Among the most expected recent advancements in neurosurgery, artificial intelligence (AI) applications include machine learning (ML), natural language processing (NLP), computer vision (CV), and artificial neural networks (ANNs) (8). The potential of AI in neurosurgery is substantial and is supported by its ability to rapidly analyze large volumes of clinical data generated in contemporary settings, which surpass human capabilities. Specialized algorithms can be applied to diverse multimodal clinical data sources, including alphanumeric electronic health charts, laboratory testing, radiological images, electrophysiological examinations, and clinical data from photographs and videos. A previous study indicated that AI can improve various aspects of neurosurgery, including diagnostics, prognostication, clinical decision-making, data management, education, and clinical research (8). AI applications can reduce medical errors, decrease costs, broaden healthcare availability, and enhance patient safety and surgical education.

However, the practical application of AI in neurosurgery remains limited because of several challenges, such as the diversity and volume of clinical training data collection, concerns regarding data quality, algorithmic bias, transparency (explainability and interpretability), ethical issues, and regulatory implications. This review comprehensively examines recent studies on AI technology and its applications to better understand its potential benefits, future perspectives, and limitations in neurosurgery.

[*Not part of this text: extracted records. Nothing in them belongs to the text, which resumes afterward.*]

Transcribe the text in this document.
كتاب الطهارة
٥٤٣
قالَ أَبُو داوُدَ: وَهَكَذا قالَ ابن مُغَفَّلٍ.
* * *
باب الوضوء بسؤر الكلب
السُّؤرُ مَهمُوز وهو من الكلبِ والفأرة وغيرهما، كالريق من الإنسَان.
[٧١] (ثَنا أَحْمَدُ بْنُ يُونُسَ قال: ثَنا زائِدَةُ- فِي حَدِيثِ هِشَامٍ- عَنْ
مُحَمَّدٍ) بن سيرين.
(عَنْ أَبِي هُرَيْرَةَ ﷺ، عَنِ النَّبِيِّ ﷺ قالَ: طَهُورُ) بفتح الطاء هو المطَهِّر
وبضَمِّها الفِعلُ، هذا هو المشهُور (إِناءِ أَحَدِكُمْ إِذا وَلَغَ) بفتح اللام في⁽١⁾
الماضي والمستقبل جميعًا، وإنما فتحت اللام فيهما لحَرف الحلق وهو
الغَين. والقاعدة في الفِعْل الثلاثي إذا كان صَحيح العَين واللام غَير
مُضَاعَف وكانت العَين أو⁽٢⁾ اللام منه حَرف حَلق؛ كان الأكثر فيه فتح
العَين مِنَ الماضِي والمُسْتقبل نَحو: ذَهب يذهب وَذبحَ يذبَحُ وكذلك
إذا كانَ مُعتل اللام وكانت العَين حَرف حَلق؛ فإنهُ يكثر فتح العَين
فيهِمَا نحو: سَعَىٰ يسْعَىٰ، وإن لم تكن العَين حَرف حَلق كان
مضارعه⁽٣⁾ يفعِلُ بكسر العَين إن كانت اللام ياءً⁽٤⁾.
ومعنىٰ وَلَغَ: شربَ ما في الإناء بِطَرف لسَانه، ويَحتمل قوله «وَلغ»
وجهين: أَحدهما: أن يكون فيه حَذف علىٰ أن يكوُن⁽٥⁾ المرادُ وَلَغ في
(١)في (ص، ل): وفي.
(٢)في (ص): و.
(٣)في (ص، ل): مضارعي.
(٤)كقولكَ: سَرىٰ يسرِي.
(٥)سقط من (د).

AI for Diagnosing and Classifying Neurological Disorders

As exemplified by the computer-assisted diagnosis of gliomas (9), AI has been frequently used to aid diagnostic approaches. The capability of AI to rapidly process enormous amounts of anatomical, morphological, and connectivity information from imaging data makes computer-assisted diagnosis one of the most promising areas for AI applications, assisting neuroradiologists and neurosurgeons, and reducing human labor and costs. Gliomas have been successfully detected and differentiated from other central nervous system pathologies (10). Tumor grading and prediction of isocitrate dehydrogenase mutation (11), 1p19q co-deletion (12), O-6-methylguanine-DNA-methyltransferase promoter status (13), and overall survival rates have been achieved using predictive AI models (9), (14). Combining radiomics data with clinical variables has facilitated the development of various ML models that can reliably differentiate the molecular subgroups of brain tumors (15).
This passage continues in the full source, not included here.